The revolution will not be right back after a message
about a white tornado, white lightning, or white people.
You will not have to worry about a dove in your
bedroom, a tiger in your tank, or the giant in your toilet bowl.
The revolution will not go better with Coke.
The revolution will not fight the germs that may cause bad breath.
The revolution will put you in the driver's seat.
The revolution will not be televised, will not be televised,
will not be televised, will not be televised.
The revolution will be no re-run brothers;
The revolution will be live.
(The Revolution Will Not Be Televised, Gil Scott-Heron)
Penyair, musisi, dan rapper Gil Scott-Heron berada dalam gelombang gerakan Black Power ketika menulis lirik lagu di atas. Saat itu, akses informasi melalui televisi begitu terbatas untuk kelompok-kelompok perlawanan terhadap Pemerintah AS. Scott-Heron seperti menyerukan, "Persetan dengan televisi, Buat Revolusi Jalanan."
Puluhan tahun setelah lagu tersebut pertama kali dinyanyikan, muncul film yang berjudul sama. Ceritanya mengenai bagaimana stasiun-stasiun televisi memanipulasi berita demi mendukung kelompok-kelompok yang sempat menggulingkan pemerintahan Hugo Chavez Frias. Judul tersebut memang terasa pas, apalagi ketika peristiwa aksi massa yang menuntut Chavez dikembalikan ke Istana Presiden Miraflores dan kehadiran kembali Chavez tersebut tidak diberitakan oleh stasiun-stasiun televisi yang mendukung kudeta. Malahan, RCTV (Radio Caracas Television), stasiun televisi swasta terbesar dan tertua di sana, memilih menayangkan film animasi, telenovela dan film-film lama seperti "Pretty Woman".1
Scott-Heron mungkin saat itu tidak menduga bahwa Televisi kemudian menjadi sebuah wilayah perebutan politik yang penting.

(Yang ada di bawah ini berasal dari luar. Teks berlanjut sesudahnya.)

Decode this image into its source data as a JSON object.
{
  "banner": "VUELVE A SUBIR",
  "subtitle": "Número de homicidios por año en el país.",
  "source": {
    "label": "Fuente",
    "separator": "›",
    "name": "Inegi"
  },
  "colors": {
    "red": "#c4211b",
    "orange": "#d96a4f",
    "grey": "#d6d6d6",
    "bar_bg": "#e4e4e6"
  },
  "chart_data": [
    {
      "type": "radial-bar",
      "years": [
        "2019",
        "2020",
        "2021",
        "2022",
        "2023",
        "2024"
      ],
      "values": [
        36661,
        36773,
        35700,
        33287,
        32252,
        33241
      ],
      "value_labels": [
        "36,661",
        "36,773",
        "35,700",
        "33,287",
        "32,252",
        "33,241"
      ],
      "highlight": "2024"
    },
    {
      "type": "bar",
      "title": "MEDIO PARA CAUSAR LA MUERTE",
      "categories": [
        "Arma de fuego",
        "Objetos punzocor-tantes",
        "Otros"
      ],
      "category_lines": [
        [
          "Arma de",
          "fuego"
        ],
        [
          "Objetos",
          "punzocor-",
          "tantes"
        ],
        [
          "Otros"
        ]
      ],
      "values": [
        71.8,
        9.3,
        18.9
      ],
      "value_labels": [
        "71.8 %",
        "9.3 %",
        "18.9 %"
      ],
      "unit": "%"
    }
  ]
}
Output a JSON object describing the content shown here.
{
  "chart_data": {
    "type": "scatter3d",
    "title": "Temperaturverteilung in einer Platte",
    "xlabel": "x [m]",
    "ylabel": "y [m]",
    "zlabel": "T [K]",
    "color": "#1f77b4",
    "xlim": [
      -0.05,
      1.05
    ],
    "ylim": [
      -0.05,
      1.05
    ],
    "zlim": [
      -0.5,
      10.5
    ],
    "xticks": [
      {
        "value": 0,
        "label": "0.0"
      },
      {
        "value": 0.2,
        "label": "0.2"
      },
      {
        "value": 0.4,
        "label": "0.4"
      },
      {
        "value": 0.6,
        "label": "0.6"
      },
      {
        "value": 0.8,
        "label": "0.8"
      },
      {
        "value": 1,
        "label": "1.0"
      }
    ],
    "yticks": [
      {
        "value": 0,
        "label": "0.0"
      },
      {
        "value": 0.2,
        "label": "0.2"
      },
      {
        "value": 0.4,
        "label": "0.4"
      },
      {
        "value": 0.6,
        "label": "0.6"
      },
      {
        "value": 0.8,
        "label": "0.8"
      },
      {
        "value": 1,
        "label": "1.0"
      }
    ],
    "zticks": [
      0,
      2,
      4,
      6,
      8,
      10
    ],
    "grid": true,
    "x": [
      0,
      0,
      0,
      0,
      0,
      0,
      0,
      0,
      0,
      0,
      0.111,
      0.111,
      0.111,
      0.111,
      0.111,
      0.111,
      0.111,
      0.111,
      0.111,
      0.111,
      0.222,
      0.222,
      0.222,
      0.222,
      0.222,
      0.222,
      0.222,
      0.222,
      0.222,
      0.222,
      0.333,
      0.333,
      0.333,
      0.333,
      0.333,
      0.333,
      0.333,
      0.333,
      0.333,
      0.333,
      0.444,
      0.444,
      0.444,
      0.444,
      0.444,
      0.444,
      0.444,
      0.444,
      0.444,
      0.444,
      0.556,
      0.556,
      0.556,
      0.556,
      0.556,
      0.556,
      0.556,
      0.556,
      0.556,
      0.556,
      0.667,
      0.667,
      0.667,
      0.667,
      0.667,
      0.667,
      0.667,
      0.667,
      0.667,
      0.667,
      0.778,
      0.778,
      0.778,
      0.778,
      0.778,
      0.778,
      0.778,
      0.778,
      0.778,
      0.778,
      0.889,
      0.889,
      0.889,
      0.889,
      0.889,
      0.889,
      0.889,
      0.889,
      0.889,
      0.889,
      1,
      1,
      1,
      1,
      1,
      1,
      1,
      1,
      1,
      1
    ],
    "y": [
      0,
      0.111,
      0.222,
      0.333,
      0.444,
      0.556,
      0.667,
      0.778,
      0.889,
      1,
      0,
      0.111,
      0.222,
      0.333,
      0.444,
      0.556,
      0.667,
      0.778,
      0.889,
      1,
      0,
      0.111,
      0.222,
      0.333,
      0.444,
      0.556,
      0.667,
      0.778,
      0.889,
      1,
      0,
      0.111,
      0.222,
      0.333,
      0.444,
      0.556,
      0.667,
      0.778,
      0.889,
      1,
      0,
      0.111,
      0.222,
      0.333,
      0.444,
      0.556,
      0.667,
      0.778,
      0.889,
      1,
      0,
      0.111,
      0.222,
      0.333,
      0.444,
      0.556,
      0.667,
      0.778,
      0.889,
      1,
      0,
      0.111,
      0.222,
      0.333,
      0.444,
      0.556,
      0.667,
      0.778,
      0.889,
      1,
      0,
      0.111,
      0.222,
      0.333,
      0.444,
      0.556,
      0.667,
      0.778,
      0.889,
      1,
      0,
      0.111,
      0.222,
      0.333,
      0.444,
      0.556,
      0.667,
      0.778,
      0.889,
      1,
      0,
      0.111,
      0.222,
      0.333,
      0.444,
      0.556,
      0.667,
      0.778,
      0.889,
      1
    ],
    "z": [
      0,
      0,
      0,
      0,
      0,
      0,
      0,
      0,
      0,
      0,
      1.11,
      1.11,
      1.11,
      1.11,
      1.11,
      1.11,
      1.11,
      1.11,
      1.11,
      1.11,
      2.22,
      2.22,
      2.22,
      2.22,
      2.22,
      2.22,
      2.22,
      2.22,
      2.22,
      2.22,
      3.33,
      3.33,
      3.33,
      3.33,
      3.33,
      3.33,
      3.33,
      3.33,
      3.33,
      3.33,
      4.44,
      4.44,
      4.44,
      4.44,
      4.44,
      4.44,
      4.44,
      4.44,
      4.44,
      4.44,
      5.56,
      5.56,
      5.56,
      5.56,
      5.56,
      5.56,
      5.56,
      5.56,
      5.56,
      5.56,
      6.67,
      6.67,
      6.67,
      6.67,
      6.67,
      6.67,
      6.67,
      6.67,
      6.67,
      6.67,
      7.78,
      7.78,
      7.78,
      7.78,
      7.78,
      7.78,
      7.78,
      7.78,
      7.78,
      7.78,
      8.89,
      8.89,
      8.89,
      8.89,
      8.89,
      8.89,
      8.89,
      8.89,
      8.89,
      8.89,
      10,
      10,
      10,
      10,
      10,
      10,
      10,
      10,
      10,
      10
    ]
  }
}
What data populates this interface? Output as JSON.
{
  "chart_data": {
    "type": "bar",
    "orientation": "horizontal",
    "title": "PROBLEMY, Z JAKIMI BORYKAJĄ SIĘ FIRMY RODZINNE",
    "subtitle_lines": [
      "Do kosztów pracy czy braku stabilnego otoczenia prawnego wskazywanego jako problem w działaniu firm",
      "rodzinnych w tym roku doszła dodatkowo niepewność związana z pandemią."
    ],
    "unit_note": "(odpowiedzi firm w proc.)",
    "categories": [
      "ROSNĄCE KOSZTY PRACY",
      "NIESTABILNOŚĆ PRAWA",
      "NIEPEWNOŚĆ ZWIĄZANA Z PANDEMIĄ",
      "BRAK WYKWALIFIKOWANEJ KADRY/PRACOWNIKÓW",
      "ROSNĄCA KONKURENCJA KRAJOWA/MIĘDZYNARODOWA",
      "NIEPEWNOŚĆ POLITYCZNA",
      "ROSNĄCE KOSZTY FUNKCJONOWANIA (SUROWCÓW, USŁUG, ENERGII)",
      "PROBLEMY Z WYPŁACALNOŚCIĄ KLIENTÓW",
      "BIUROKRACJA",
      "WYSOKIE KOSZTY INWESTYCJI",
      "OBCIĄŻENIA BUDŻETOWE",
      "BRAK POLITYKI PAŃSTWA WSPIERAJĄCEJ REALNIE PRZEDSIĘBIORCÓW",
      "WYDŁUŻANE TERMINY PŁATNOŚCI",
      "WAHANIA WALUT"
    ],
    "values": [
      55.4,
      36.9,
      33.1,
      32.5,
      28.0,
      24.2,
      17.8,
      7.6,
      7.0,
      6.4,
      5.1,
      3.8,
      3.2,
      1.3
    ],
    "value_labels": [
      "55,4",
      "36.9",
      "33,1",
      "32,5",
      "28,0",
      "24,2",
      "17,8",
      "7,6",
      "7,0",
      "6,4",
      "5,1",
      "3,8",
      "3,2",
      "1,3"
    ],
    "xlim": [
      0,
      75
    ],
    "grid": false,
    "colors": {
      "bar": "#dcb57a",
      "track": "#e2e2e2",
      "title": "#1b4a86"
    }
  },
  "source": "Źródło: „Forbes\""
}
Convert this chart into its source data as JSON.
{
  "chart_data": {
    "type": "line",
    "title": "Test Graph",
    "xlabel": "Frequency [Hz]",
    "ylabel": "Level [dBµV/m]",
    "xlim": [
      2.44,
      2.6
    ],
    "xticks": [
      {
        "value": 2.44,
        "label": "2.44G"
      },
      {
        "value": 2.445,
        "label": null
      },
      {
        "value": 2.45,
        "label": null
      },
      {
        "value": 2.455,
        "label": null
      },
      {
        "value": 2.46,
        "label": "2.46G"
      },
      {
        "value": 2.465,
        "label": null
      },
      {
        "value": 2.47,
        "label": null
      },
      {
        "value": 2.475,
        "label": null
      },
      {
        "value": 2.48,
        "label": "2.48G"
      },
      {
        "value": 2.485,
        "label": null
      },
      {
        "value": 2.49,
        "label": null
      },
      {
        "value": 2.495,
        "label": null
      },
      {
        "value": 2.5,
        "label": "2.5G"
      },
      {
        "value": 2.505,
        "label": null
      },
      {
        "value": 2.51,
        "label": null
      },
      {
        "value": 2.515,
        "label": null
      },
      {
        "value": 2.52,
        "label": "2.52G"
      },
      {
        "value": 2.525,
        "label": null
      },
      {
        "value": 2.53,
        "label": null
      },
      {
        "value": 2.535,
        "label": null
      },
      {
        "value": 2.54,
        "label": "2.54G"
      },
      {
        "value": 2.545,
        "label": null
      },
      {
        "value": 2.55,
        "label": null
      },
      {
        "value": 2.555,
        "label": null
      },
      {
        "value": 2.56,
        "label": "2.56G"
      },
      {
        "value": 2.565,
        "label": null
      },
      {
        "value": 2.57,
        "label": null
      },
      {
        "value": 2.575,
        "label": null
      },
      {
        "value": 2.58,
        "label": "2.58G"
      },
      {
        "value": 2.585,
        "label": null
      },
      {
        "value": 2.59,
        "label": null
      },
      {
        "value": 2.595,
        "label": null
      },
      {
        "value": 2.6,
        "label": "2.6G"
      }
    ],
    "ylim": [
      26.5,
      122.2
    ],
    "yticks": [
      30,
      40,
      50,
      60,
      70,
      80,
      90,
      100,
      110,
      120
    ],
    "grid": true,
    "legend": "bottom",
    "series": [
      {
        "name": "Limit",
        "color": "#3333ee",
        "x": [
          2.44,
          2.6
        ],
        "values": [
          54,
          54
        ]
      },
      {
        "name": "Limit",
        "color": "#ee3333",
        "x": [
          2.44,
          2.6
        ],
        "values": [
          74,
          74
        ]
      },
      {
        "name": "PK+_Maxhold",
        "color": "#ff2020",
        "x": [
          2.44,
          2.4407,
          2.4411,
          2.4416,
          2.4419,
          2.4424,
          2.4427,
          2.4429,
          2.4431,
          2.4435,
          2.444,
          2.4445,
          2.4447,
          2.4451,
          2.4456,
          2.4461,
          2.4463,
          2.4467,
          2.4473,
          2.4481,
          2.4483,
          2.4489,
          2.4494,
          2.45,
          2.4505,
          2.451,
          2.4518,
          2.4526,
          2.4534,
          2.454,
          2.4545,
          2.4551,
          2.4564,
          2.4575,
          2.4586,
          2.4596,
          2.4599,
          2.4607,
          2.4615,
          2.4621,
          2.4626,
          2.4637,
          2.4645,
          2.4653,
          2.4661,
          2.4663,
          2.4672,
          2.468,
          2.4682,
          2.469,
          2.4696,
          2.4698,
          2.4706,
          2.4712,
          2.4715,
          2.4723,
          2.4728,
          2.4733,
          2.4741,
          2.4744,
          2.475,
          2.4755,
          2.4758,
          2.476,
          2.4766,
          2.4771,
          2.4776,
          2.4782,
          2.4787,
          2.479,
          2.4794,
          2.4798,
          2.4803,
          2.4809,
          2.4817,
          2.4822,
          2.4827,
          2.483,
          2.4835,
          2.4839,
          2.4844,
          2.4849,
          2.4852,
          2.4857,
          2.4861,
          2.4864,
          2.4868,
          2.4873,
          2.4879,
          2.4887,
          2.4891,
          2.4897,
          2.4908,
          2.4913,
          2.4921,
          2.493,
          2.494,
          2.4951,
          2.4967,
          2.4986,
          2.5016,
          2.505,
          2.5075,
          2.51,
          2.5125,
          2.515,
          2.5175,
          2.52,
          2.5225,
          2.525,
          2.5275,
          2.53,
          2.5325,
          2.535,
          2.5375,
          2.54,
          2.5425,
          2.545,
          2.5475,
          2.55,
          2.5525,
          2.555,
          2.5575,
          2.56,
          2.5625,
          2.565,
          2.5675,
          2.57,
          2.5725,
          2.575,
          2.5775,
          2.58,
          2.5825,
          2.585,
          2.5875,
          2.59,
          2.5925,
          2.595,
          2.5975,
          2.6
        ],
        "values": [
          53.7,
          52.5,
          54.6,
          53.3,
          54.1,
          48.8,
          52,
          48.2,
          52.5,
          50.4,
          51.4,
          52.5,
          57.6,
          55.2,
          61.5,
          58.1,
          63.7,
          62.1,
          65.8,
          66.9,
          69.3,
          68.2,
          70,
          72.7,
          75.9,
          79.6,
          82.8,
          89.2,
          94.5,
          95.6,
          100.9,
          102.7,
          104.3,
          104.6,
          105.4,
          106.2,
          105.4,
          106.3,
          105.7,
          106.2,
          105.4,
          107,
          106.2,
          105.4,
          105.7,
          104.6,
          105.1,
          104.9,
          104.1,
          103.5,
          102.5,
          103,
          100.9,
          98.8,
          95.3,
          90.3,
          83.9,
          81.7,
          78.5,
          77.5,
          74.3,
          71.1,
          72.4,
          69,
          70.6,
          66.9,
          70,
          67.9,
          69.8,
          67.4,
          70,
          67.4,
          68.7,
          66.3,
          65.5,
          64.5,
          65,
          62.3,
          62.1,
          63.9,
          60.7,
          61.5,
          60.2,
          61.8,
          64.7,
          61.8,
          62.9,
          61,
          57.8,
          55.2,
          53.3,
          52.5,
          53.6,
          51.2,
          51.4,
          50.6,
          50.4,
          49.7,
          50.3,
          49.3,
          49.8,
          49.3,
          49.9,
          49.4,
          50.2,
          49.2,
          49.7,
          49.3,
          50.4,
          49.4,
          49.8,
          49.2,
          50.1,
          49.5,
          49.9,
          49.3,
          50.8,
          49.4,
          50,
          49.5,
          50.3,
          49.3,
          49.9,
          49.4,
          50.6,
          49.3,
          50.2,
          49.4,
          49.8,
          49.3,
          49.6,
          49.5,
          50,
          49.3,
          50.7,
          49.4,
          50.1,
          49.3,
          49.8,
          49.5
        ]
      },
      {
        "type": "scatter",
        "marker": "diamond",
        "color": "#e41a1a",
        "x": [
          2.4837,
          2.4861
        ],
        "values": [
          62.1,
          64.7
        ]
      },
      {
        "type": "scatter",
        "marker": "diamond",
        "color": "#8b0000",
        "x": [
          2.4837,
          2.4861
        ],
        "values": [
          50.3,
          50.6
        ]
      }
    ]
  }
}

Di negara-negara berkembang seperti Indonesia, jumlah pemirsa televisi melampaui ratusan kali jumlah pembaca berita tercetak (koran, majalah, internet, dan seterusnya). Televisi bahkan jauh lebih terintegrasi dalam kegiatan sehari-hari masyarakat. Di Venezuela, protes para pendukung RCTV yang cukup besar melalui demonstrasi-demonstrasi kelas menengah (diwarnai oleh mahasiswa) menunjukkan, kesulitan mereka melepaskan diri dari siaran-siaran RCTV dibandingkan pertautan ideologis mereka terhadap kebebasan pers. Di titik inilah, nampaknya tepat slogan yang disampaikan oleh Blanca Eekhout, "Don't watch television, make it!". Eekhout adalah direktur stasiun Vive TV milik pemerintah yang berdiri tahun 2004 dan isi siarannya seputar tema-tema kebudayaan.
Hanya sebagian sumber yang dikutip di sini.